Filing Documentation and Formats
Filing materials must adhere to the formats provided in Appendices C and D. These include comprehensive disclosures such as company structure, control relationships, financial data, turnover breakdowns, business descriptions, transaction terms, and competition impact analyses. The specification differentiates between standard and simplified filings. Simplified procedures apply to transactions with limited competitive overlap or those involving foreign entities with no economic activity in China. However, simplified treatment is denied in cases where markets are difficult to define or competition concerns exist.
Submission Procedures and Timeline
The submission process requires online filing via SAMR’s antitrust platform, with both confidential and non-confidential versions of the documents. The standard provides a full process flow for pre-filing consultations, determination of filing requirements, preparation of documents, acceptance, and review. SAMR conducts a 30-day preliminary review upon acceptance, which may be followed by a 90-day further review period. In complex cases, this may be extended by an additional 60 days. If key issues arise, the review period may be suspended.
Public Disclosure and Simplified Cases
Public disclosure is mandated for simplified cases, with a ten-day comment period during which third parties may raise objections. If material changes occur after submission, the notifying party must update or refile. The review may result in unconditional clearance, conditional approval, or prohibition of the transaction, depending on its competitive impact.

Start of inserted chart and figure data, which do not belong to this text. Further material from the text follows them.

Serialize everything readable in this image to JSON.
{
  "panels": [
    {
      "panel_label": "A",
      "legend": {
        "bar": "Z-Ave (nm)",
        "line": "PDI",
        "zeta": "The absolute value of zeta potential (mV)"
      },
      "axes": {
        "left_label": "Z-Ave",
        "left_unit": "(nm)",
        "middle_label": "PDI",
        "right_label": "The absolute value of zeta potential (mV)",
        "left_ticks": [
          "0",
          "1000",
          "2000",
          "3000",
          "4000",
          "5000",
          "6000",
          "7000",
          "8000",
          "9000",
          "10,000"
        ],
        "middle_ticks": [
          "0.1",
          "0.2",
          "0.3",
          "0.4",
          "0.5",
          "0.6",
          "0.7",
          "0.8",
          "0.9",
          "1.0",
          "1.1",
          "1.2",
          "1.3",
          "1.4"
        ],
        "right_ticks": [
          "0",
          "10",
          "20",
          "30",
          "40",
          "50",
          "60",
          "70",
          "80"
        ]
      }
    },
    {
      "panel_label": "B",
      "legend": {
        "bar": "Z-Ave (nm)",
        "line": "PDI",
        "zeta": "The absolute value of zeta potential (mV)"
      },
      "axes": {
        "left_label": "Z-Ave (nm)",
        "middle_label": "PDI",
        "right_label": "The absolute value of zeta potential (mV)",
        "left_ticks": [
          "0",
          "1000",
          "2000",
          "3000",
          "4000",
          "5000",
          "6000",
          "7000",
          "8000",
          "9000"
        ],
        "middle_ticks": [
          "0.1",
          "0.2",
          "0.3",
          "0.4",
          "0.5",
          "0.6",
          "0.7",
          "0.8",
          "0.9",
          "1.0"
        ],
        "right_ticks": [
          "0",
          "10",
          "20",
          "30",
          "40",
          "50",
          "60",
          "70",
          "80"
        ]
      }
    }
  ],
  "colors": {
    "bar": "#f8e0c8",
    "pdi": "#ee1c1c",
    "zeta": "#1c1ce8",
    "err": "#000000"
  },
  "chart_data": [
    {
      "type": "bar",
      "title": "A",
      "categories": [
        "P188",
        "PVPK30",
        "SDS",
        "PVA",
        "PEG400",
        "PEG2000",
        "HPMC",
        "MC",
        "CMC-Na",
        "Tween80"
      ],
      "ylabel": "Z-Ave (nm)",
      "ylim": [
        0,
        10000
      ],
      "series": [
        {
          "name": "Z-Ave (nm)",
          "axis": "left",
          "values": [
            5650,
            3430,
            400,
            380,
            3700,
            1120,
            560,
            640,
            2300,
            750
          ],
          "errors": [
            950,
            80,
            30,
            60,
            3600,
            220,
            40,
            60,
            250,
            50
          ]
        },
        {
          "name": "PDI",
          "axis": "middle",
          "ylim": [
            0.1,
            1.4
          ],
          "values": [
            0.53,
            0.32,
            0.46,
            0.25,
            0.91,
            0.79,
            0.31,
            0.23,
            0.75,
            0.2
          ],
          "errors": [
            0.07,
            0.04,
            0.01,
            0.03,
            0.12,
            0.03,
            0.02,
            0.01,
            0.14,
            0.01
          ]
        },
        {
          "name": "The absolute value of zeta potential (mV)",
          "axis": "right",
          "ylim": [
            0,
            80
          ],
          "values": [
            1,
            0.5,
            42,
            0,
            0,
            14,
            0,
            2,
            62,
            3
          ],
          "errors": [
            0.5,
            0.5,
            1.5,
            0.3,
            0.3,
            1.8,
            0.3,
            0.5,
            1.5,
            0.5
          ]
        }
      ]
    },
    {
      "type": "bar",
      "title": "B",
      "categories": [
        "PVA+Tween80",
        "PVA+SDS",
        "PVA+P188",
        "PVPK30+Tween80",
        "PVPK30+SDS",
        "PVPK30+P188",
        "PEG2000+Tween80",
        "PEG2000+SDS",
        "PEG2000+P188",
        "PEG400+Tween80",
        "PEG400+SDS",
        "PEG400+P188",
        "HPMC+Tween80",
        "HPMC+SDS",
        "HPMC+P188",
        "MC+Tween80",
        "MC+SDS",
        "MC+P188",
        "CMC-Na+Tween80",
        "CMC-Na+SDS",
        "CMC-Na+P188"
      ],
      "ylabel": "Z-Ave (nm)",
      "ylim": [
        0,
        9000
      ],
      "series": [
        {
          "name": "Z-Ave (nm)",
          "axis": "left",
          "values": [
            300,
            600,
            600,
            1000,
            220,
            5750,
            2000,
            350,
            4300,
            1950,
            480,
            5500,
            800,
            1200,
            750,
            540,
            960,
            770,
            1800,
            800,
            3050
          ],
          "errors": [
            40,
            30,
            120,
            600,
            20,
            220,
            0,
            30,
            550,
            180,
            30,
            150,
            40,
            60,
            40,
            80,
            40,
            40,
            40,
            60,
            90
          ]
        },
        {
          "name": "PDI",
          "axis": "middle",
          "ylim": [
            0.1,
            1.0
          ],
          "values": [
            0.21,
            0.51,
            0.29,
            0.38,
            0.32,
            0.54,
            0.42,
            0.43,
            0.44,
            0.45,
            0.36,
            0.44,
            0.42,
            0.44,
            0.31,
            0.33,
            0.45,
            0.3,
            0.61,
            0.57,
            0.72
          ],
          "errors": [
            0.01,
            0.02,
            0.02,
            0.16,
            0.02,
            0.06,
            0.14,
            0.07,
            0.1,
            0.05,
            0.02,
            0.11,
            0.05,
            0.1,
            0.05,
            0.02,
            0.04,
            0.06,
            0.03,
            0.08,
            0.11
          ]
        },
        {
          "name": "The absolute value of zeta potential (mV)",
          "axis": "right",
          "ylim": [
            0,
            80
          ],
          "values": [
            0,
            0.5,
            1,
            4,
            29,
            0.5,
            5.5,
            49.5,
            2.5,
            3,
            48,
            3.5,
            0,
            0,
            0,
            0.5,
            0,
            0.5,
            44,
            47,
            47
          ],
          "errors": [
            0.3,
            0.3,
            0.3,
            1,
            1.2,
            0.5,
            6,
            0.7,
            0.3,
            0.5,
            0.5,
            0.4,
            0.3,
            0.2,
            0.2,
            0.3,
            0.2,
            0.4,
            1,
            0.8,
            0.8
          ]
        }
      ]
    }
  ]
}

Market Definition and Competition Assessment
The specification also includes detailed guidance on calculating turnover (including for financial institutions), defining control, and identifying relevant markets based on demand and supply substitutability. It introduces quantitative tools such as HHI and CRn indexes to assess market concentration levels. Parties must provide supporting data and explanations regarding market structure, barriers to entry, efficiency gains, and the transaction’s effects on suppliers, consumers, innovation, and public interest.
Comment
By establishing a unified, transparent, and enforceable system for merger control, the standard will facilitate legal compliance, promote competition, and align China’s practices more closely with international norms. Businesses engaging in mergers and acquisitions with a nexus to China should carefully study the new requirements and ensure timely and accurate notification where applicable.